There are two paths by which the contents of the id can penetrate into the ego. The one is direct, the other leads by way of the ego ideal [making the super-ego the third element with which the ego sees itself confronted]. Consequently, we see this same ego as a poor creature owing service to three masters and consequently menaced by three dangers: from the external world, from the libido of the id, and from the severity of the super-ego. Three kinds of anxiety correspond to these three dangers, since anxiety is the expression of a retreat from danger. As a frontier-creature, the ego tries to mediate between the world and the id, to make the id pliable to the world and, by means of its muscular activity, to make the world fall in with the wishes of the id. (ibid, p.56)

However, having identified the ego as ‘the actual seat of anxiety’ Freud struggles to be more precise about its triggers. ‘What it is that the ego fears from the external and from the libidinal danger cannot be specified; we know that the fear is of being overwhelmed or annihilated, but it cannot be grasped analytically’ (ibid, p.56). In ‘Inhibition, Symptom and Anxiety’ (1926) Freud revises his earlier formulation of anxiety as resulting from surplus libido. Anxiety is an affect, not an emotion, that can only be registered by the ego, he now states, and its registration has a protective function. Anxiety arises when the ego is alerted to a danger situation – in fact alerts itself to an impending danger; i.e. it is now conceived as ‘signal anxiety’. But what constitutes danger, and how does the ego know it is facing a danger, unless it has some prior experience or ‘knowledge’ of it?

The key trigger is now identified as the experience of helplessness. Freud (following, to some extent, Otto Rank’s idea) views the trauma of birth as the first and prototypical danger situation, a real threat to the infant’s life at the moment of separation from the mother’s body. At this point, that is, before the formation of a psyche properly speaking, the experience can only be envisaged as an ‘economic’ event occurring on the level of the body—an upsurge of energy threatening to overwhelm the organism. Subsequent crises of physical helplessness are alleviated by the intervention of the mother, experiences which, if repeated sufficiently, usher in a shift in the perception of the nature of danger from an economic to a psychological one—i.e. separation anxiety.

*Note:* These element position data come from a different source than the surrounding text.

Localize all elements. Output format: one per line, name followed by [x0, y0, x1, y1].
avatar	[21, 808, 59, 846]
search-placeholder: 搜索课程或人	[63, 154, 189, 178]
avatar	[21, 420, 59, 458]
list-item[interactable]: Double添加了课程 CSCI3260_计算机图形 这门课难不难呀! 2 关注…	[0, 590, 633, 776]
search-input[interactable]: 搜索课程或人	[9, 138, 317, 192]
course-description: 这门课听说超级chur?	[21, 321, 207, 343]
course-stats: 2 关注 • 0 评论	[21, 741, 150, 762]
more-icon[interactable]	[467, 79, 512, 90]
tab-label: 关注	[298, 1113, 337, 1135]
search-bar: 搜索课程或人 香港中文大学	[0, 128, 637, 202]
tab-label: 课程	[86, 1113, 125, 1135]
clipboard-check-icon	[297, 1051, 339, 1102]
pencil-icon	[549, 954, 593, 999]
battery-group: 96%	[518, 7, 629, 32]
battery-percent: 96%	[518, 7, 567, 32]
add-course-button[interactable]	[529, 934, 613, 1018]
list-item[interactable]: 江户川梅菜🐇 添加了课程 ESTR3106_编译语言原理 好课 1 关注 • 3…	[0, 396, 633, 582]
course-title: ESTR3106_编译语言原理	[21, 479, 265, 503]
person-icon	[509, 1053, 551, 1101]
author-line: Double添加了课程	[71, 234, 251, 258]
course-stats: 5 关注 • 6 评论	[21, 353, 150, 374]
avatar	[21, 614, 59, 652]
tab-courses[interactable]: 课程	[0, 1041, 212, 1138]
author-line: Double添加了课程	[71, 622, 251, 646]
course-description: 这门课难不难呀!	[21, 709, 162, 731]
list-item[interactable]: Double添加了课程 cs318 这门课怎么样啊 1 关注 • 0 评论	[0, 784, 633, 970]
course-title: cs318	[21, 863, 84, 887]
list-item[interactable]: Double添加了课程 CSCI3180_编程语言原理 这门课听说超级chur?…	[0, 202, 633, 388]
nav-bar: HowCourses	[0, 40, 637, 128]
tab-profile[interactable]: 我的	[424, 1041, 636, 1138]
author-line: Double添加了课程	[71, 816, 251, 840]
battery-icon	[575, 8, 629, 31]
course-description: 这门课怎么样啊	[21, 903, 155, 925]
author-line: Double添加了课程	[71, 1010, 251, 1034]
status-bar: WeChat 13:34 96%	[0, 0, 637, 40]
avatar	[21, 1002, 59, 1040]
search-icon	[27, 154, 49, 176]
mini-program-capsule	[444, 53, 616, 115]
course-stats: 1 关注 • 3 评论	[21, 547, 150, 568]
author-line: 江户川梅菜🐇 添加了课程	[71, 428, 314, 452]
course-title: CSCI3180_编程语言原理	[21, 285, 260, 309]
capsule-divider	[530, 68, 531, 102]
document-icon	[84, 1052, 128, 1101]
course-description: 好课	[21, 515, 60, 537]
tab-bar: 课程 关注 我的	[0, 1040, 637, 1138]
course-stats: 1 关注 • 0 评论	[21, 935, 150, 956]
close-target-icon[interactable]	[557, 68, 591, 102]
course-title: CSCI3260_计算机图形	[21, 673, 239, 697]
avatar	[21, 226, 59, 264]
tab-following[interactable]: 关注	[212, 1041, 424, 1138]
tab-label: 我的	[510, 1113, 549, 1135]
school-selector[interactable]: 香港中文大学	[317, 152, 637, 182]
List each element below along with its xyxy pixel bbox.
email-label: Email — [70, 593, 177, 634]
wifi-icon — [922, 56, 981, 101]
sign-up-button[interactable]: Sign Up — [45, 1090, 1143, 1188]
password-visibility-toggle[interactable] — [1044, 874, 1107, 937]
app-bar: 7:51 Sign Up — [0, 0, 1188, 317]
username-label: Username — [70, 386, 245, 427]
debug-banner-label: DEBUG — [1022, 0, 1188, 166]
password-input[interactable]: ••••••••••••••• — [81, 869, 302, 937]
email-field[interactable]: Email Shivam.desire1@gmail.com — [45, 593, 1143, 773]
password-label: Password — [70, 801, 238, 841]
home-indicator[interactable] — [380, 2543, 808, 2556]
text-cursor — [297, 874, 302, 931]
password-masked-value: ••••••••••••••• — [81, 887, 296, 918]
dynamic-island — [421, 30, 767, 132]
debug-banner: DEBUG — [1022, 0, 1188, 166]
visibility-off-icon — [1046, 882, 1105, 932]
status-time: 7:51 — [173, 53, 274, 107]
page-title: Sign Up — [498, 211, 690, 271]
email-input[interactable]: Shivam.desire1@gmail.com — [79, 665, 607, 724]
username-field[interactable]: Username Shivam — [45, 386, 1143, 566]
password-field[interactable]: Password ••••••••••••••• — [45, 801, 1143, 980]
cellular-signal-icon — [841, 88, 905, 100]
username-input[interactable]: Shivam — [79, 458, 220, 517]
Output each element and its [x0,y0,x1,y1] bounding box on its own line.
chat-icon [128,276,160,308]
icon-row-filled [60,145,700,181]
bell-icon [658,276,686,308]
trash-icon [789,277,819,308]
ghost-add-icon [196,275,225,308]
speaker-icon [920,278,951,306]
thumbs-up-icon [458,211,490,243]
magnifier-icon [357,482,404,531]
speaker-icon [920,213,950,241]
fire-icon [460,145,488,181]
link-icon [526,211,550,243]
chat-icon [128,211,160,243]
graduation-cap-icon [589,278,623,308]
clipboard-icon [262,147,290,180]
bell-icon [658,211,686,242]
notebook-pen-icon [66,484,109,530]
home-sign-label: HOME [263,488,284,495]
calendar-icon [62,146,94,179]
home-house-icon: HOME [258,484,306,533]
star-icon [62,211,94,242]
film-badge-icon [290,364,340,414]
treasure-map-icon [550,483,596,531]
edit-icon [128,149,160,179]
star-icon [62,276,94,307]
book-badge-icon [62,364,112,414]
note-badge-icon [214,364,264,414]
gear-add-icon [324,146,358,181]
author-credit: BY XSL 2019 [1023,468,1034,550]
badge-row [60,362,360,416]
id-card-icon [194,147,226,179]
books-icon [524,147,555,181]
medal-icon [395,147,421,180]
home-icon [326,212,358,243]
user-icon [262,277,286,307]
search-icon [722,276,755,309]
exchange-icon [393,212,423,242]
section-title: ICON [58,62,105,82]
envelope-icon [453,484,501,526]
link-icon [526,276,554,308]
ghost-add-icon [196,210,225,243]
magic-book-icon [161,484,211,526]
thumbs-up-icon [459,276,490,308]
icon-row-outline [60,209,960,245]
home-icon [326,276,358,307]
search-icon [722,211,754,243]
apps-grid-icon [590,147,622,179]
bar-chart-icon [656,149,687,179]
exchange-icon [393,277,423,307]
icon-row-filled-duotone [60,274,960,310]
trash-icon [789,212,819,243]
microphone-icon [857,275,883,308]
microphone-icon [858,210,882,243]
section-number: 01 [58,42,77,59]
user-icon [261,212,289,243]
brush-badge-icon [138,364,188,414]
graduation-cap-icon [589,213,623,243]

When the infant has found out by experience that an external, perceptible object can put an end to the dangerous situation which is reminiscent of birth, the content of the danger it fears is displaced from the economic situation on to the condition which determined that situation, viz., the loss of object. It is the absence of the mother that is now the danger; and as soon as that danger arises the infant gives the signal of anxiety, before the dreaded economic situation has set in. (ibid, p.137-8)

With the advent of the ego there is now a decisive difference to the very first danger situation. Sensing a situation that threatens to plunge it into trauma—that is, sudden, shocking, overwhelming helplessness—the ego alerts itself to such a danger through the affect of anxiety. In doing so the trauma of object loss gets converted into the psychological danger situation of losing the object, a danger which itself undergoes a series of transformations from the loss of the mother, via the loss of the love of the mother and the loss of ‘a highly valued object’, i.e. castration, to, finally, the loss of the love of the ego-ideal.